Paper-thin veal pounded flat, breaded in fine breadcrumbs and fried in clarified butter until billowing and golden.
Wiener Schnitzel is Austria and Germany's most iconic dish — a thin veal cutlet pounded to about 4mm, dredged in flour, dipped in egg and coated in fine breadcrumbs, then fried in an abundance of clarified butter or lard until puffed and golden. The defining characteristic is the soufflé-like separation of the crust from the meat — achieved by shaking the pan while frying, allowing hot fat to flood under the crust and create bubbles. The name 'Wiener' (Viennese) is protected in Austria: only veal may legally be called Wiener Schnitzel; versions made with pork are called Schnitzel Wiener Art. The technique demands thin, even cutlets — a meat mallet is essential — and fine dry breadcrumbs (not panko). The fat must be deep enough to partially submerge the schnitzel, and hot enough (170°C) to fry quickly without absorbing grease. Served with a wedge of lemon, parsley potatoes and cucumber salad, Wiener Schnitzel is a masterclass in simplicity: when every component is executed perfectly, it is one of the world's great dishes. The lemon juice squeezed at the table cuts through the richness of the butter and brightens the delicate veal.
Serves 4
Place each escalope between two sheets of cling film. Using the flat side of a meat mallet, pound to an even 4mm thickness. Season lightly with salt.

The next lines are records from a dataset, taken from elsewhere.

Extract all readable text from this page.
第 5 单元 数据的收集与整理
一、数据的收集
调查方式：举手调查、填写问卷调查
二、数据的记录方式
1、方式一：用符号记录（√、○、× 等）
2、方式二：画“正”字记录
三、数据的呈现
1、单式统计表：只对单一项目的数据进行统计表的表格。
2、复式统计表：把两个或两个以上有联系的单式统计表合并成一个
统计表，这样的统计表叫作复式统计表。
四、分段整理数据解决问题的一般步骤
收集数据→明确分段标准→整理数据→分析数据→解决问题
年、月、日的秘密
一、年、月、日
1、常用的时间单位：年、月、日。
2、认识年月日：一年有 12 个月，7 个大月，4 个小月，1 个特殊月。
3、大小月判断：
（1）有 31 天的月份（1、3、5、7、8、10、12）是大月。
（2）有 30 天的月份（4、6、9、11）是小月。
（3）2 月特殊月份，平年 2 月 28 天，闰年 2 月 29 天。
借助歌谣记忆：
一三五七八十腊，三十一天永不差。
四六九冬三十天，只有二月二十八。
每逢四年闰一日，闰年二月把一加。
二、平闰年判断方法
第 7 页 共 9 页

Pound with lateral strokes, working outward from the centre — this stretches the meat rather than tearing it.
Arrange three shallow bowls: flour in the first, beaten egg in the second, breadcrumbs in the third.
Dredge each cutlet in flour (shake off excess), dip in egg (let excess drip), then coat in breadcrumbs. Press lightly to adhere — do not press hard. Refrigerate for 10 minutes.
Heat clarified butter in a large wide pan to 170°C — butter should be 1–1.5cm deep. Fry schnitzels one or two at a time for 2–3 minutes per side, constantly shaking the pan so hot butter floods under the crust.
The bubbling, soufflé-like crust is the hallmark of a perfect Wiener Schnitzel.
Drain on kitchen paper for 30 seconds. Serve immediately with lemon wedges, parsley potatoes and cucumber salad.
Never press the breadcrumb coating down hard — loose crumbs create more air pockets for the soufflé crust.
Clarified butter gives a better colour and higher smoke point than whole butter.
If veal is unavailable, pork loin works beautifully — just pound to the same thickness.
Jägerschnitzel: served with a creamy mushroom and bacon sauce
Zigeunerschnitzel: topped with a paprika and pepper sauce
Rahmschnitzel: served in a rich cream sauce with spätzle
Best eaten immediately. Reheat in a 200°C oven for 5 minutes to re-crisp. Do not microwave.
Wiener Schnitzel traces its roots to 19th-century Vienna. Legend holds that Field Marshal Radetzky brought the recipe from Milan (cotoletta alla Milanese) to Vienna in 1848, though food historians dispute this. Regardless of its origins, it became synonymous with Viennese cuisine and is now the national dish of Austria, protected by law since 1917.
Either the meat was wet (pat dry before breading), the coating was pressed too firmly (it needs to be loose), or the fat was not hot enough. Also, refrigerating the breaded schnitzel for 10 minutes helps the coating adhere.